Regulations written to protect consumers are too important not to get right. And when they are not right, they should be re-examined and redone to ensure they truly work in consumers’ best interests.

The U.S. Department of Labor’s announcement on Nov.  27 that it would delay the applicability date of key provisions of the fiduciary regulation, which aimed to radically restructure the way Americans access retirement products and guidance, represents a second chance. It provides the department time to fix a regulation that has harmed small and moderate retirement savers. It also provides time for the department to work with other state and federal authorities that regulate financial services providers on a coordinated and harmonized approach that truly serves Americans’ best interest.

Since the first phase of implementation began in June 2017, the regulation has limited the guidance retirement savers receive about products and services they want and need.

Some financial firms have stopped offering services to small and mid-size account retirement investors, leaving them with so-called “robo-advisers,” asset allocation managed by computers. Others have decided not to work with clients unless they have a minimum balance of $200,000 or more. And some brokerages are forgoing the low-cost commission-based sales model and offering advice only under the costlier fee-based model, where a client pays an annual amount based on the value of the assets being managed.

Those costs – perhaps 1 percent of the client’s portfolio balance — may appear small but grow exponentially over the years, making them very expensive in the long run and inappropriate for many investors. They are especially inappropriate for “buy and hold” investors with small or mid-sized accounts who trade infrequently.

In short, the regulation has created an advice gap at a critical time for retirement savers.

Every day until 2030, 10,000 Baby Boomers will reach retirement age. They should have continued access to retirement guidance and a wide variety of retirement products including annuities, which are the only financial products in the marketplace that guarantee lifetime income. They should have access to savings information and financial guidance from financial professionals acting in their best interest, regardless of the retirement products they purchase.

Life insurers are committed to providing these services to consumers to help them be financially secure in retirement.
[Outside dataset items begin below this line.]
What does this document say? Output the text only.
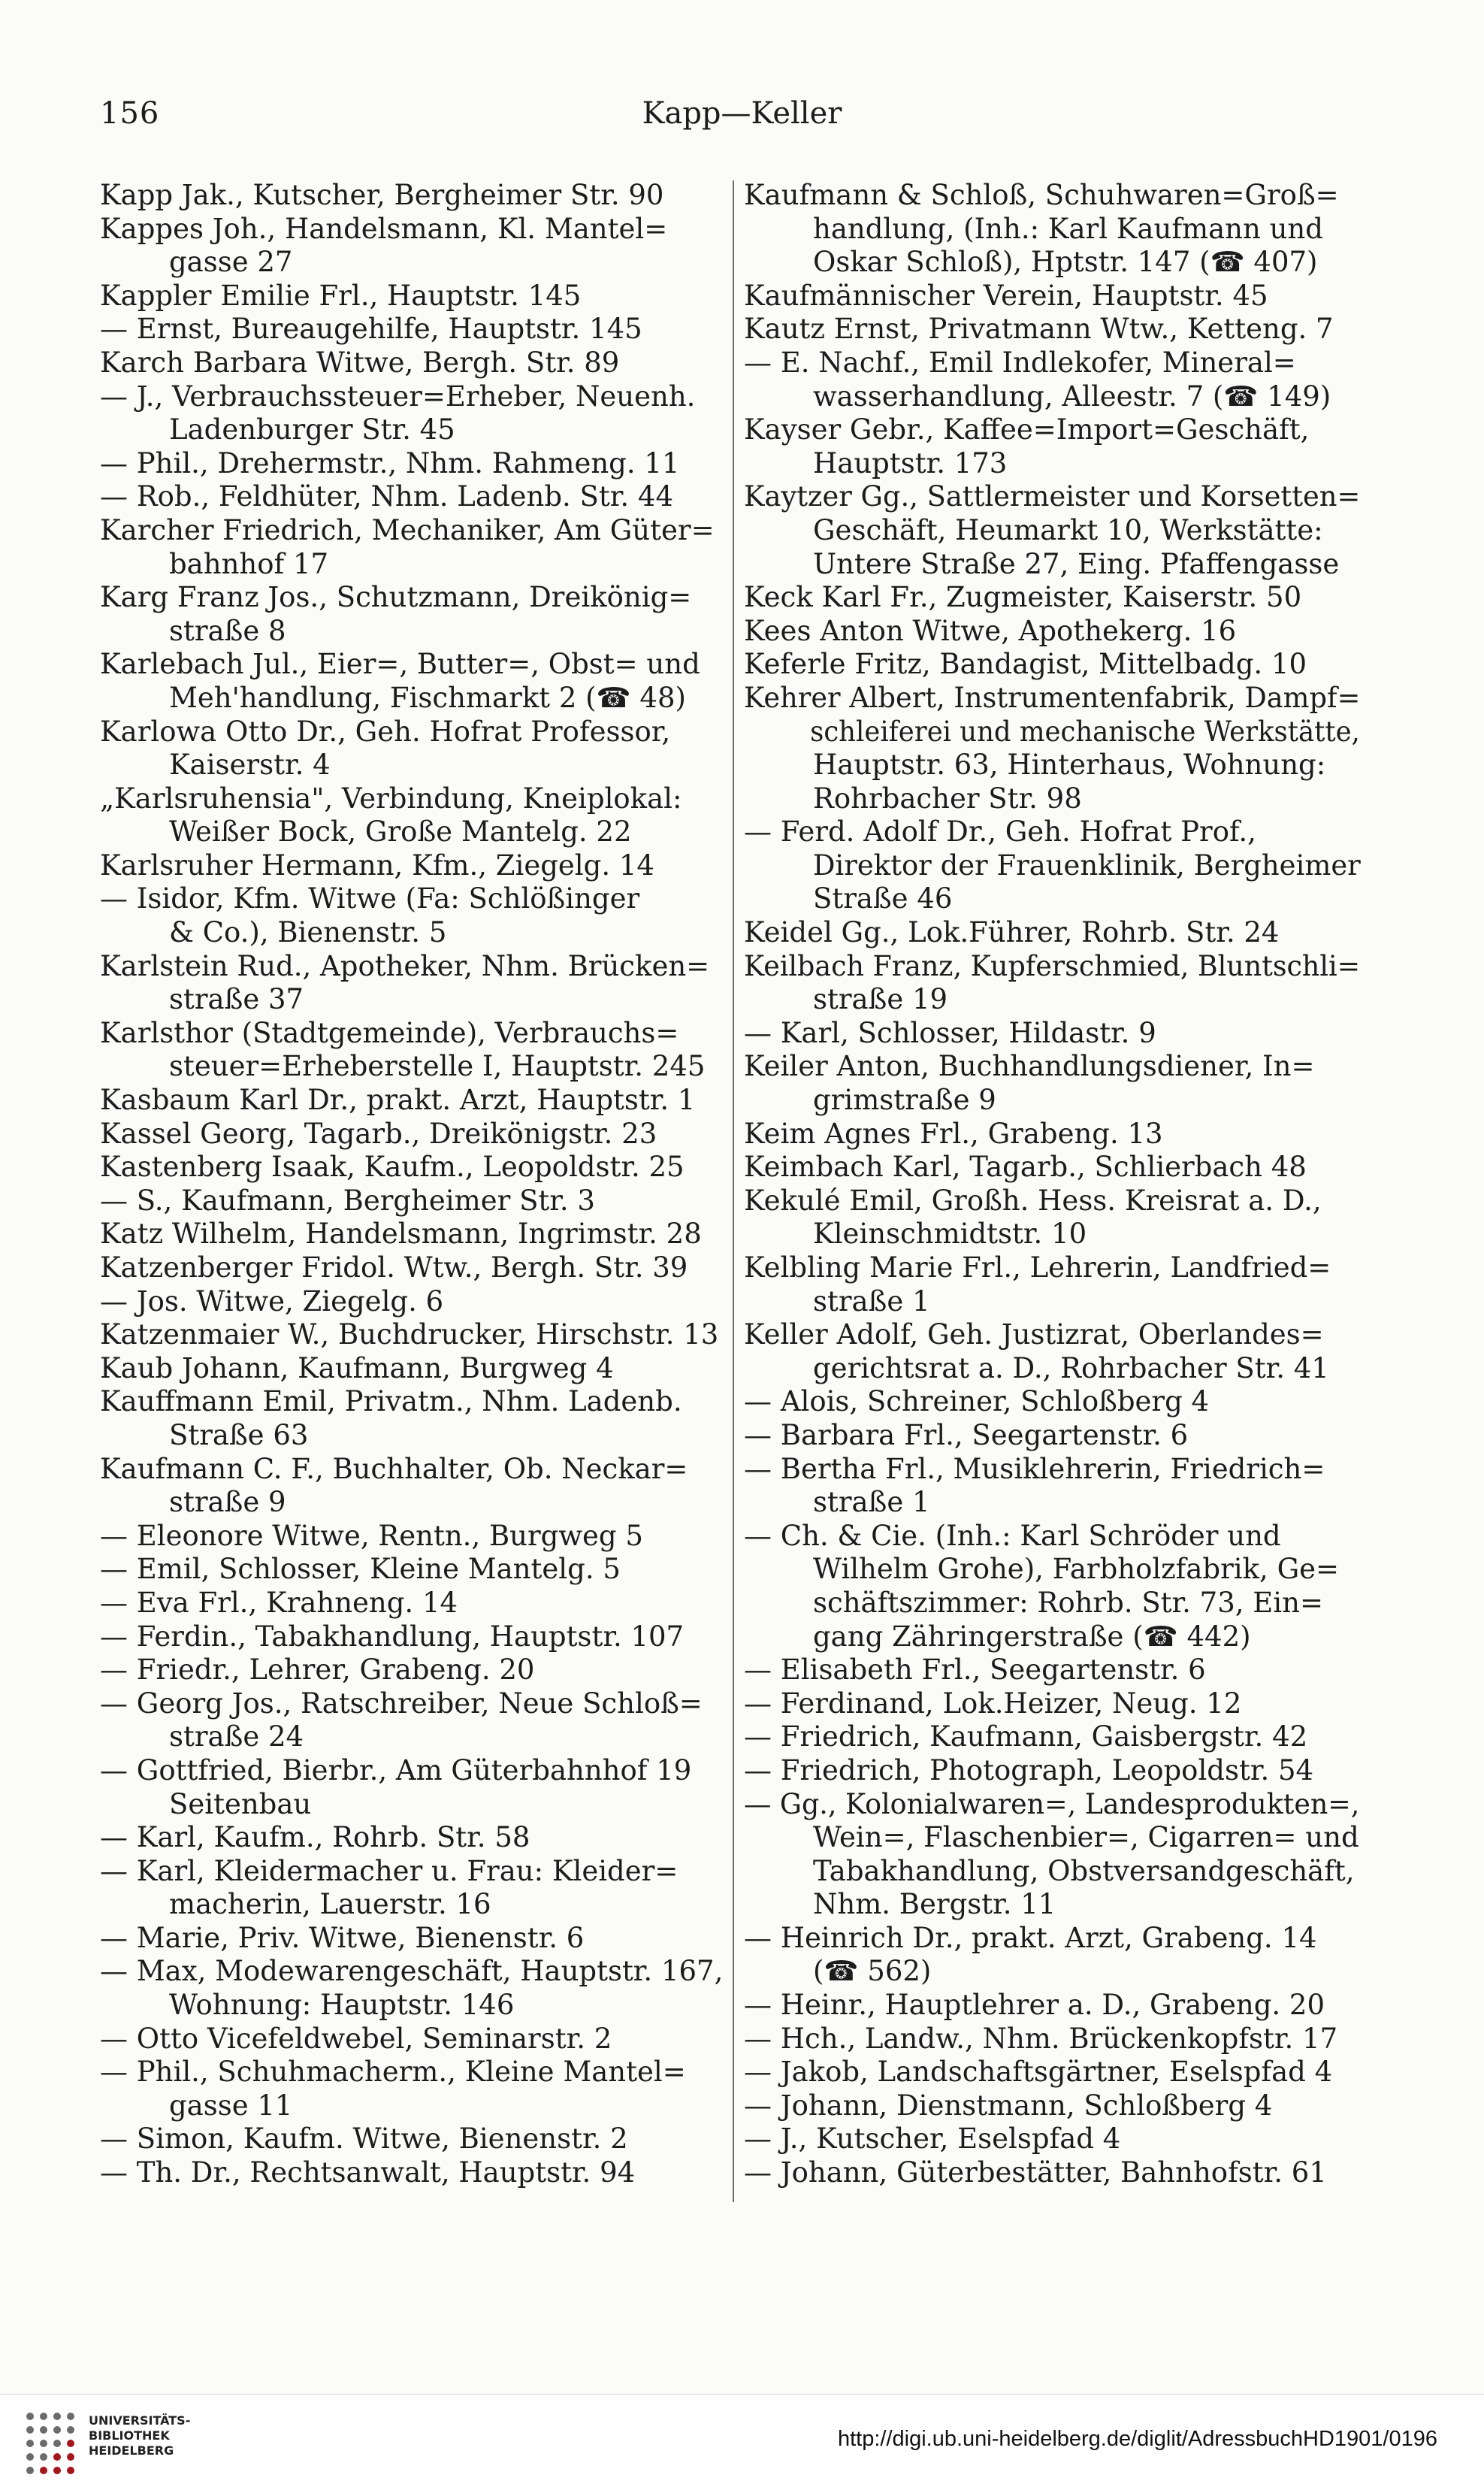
156	Kapp—Keller
Kapp Jak., Kutscher, Bergheimer Str. 90
Kappes Joh., Handelsmann, Kl. Mantel=
gasse 27
Kappler Emilie Frl., Hauptstr. 145
— Ernst, Bureaugehilfe, Hauptstr. 145
Karch Barbara Witwe, Bergh. Str. 89
— J., Verbrauchssteuer=Erheber, Neuenh.
Ladenburger Str. 45
— Phil., Drehermstr., Nhm. Rahmeng. 11
— Rob., Feldhüter, Nhm. Ladenb. Str. 44
Karcher Friedrich, Mechaniker, Am Güter=
bahnhof 17
Karg Franz Jos., Schutzmann, Dreikönig=
straße 8
Karlebach Jul., Eier=, Butter=, Obst= und
Meh'handlung, Fischmarkt 2 (☎ 48)
Karlowa Otto Dr., Geh. Hofrat Professor,
Kaiserstr. 4
„Karlsruhensia", Verbindung, Kneiplokal:
Weißer Bock, Große Mantelg. 22
Karlsruher Hermann, Kfm., Ziegelg. 14
— Isidor, Kfm. Witwe (Fa: Schlößinger
& Co.), Bienenstr. 5
Karlstein Rud., Apotheker, Nhm. Brücken=
straße 37
Karlsthor (Stadtgemeinde), Verbrauchs=
steuer=Erheberstelle I, Hauptstr. 245
Kasbaum Karl Dr., prakt. Arzt, Hauptstr. 1
Kassel Georg, Tagarb., Dreikönigstr. 23
Kastenberg Isaak, Kaufm., Leopoldstr. 25
— S., Kaufmann, Bergheimer Str. 3
Katz Wilhelm, Handelsmann, Ingrimstr. 28
Katzenberger Fridol. Wtw., Bergh. Str. 39
— Jos. Witwe, Ziegelg. 6
Katzenmaier W., Buchdrucker, Hirschstr. 13
Kaub Johann, Kaufmann, Burgweg 4
Kauffmann Emil, Privatm., Nhm. Ladenb.
Straße 63
Kaufmann C. F., Buchhalter, Ob. Neckar=
straße 9
— Eleonore Witwe, Rentn., Burgweg 5
— Emil, Schlosser, Kleine Mantelg. 5
— Eva Frl., Krahneng. 14
— Ferdin., Tabakhandlung, Hauptstr. 107
— Friedr., Lehrer, Grabeng. 20
— Georg Jos., Ratschreiber, Neue Schloß=
straße 24
— Gottfried, Bierbr., Am Güterbahnhof 19
Seitenbau
— Karl, Kaufm., Rohrb. Str. 58
— Karl, Kleidermacher u. Frau: Kleider=
macherin, Lauerstr. 16
— Marie, Priv. Witwe, Bienenstr. 6
— Max, Modewarengeschäft, Hauptstr. 167,
Wohnung: Hauptstr. 146
— Otto Vicefeldwebel, Seminarstr. 2
— Phil., Schuhmacherm., Kleine Mantel=
gasse 11
— Simon, Kaufm. Witwe, Bienenstr. 2
— Th. Dr., Rechtsanwalt, Hauptstr. 94
Kaufmann & Schloß, Schuhwaren=Groß=
handlung, (Inh.: Karl Kaufmann und
Oskar Schloß), Hptstr. 147 (☎ 407)
Kaufmännischer Verein, Hauptstr. 45
Kautz Ernst, Privatmann Wtw., Ketteng. 7
— E. Nachf., Emil Indlekofer, Mineral=
wasserhandlung, Alleestr. 7 (☎ 149)
Kayser Gebr., Kaffee=Import=Geschäft,
Hauptstr. 173
Kaytzer Gg., Sattlermeister und Korsetten=
Geschäft, Heumarkt 10, Werkstätte:
Untere Straße 27, Eing. Pfaffengasse
Keck Karl Fr., Zugmeister, Kaiserstr. 50
Kees Anton Witwe, Apothekerg. 16
Keferle Fritz, Bandagist, Mittelbadg. 10
Kehrer Albert, Instrumentenfabrik, Dampf=
schleiferei und mechanische Werkstätte,
Hauptstr. 63, Hinterhaus, Wohnung:
Rohrbacher Str. 98
— Ferd. Adolf Dr., Geh. Hofrat Prof.,
Direktor der Frauenklinik, Bergheimer
Straße 46
Keidel Gg., Lok.Führer, Rohrb. Str. 24
Keilbach Franz, Kupferschmied, Bluntschli=
straße 19
— Karl, Schlosser, Hildastr. 9
Keiler Anton, Buchhandlungsdiener, In=
grimstraße 9
Keim Agnes Frl., Grabeng. 13
Keimbach Karl, Tagarb., Schlierbach 48
Kekulé Emil, Großh. Hess. Kreisrat a. D.,
Kleinschmidtstr. 10
Kelbling Marie Frl., Lehrerin, Landfried=
straße 1
Keller Adolf, Geh. Justizrat, Oberlandes=
gerichtsrat a. D., Rohrbacher Str. 41
— Alois, Schreiner, Schloßberg 4
— Barbara Frl., Seegartenstr. 6
— Bertha Frl., Musiklehrerin, Friedrich=
straße 1
— Ch. & Cie. (Inh.: Karl Schröder und
Wilhelm Grohe), Farbholzfabrik, Ge=
schäftszimmer: Rohrb. Str. 73, Ein=
gang Zähringerstraße (☎ 442)
— Elisabeth Frl., Seegartenstr. 6
— Ferdinand, Lok.Heizer, Neug. 12
— Friedrich, Kaufmann, Gaisbergstr. 42
— Friedrich, Photograph, Leopoldstr. 54
— Gg., Kolonialwaren=, Landesprodukten=,
Wein=, Flaschenbier=, Cigarren= und
Tabakhandlung, Obstversandgeschäft,
Nhm. Bergstr. 11
— Heinrich Dr., prakt. Arzt, Grabeng. 14
(☎ 562)
— Heinr., Hauptlehrer a. D., Grabeng. 20
— Hch., Landw., Nhm. Brückenkopfstr. 17
— Jakob, Landschaftsgärtner, Eselspfad 4
— Johann, Dienstmann, Schloßberg 4
— J., Kutscher, Eselspfad 4
— Johann, Güterbestätter, Bahnhofstr. 61
UNIVERSITÄTS-
BIBLIOTHEK
HEIDELBERG	http://digi.ub.uni-heidelberg.de/diglit/AdressbuchHD1901/0196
That is why we support the development of reasonable and appropriately tailored rules that require all sale professionals to act in the best interest of their customers.

By delaying the regulation’s full applicability date until July 1, 2019, the Labor Department has time to craft regulations that are consistent with these standards. And given the broad spectrum of policymaking bodies that oversee financial services activities, we were encouraged that the department has expressed a desire to promote coordination among state and federal authorities.

Work is already underway at the National Association of Insurance Commissioners and the Securities and Exchange Commission.

In Congress, the House Financial Services Committee recently passed an alternative to the fiduciary regulation. Introduced by Rep. Ann Wagner (R-Mo.), the Protecting Advice for Small Savers (PASS) Act of 2017 establishes a standard of conduct for financial professionals that would be enforced by the SEC. The legislation also encourages state insurance regulators to adopt a similar standard for the sale of annuities.

The House Education and Workforce Committee passed Affordable Retirement Advice for Savers Act, which was introduced by Reps. Phil Roe (R-Tenn.) and Peter Roskam (R-Ill.), It would ensure Americans receive financial advice that is in their best interest while also maintaining access to the financial products and services they want and need.

The department should ensure their efforts align with the work of these groups. It also should work with the Financial Industry Regulatory Association, a body that oversees the sales activities of broker-dealers.

A collaborative and harmonized regulatory approach would ensure all consumers — regardless of whom they turn to for advice — receive retirement savings information and related financial guidance from professionals acting in their best interest.

James Szostek is vice president for taxes and retirement security at the American Council of Life Insurers.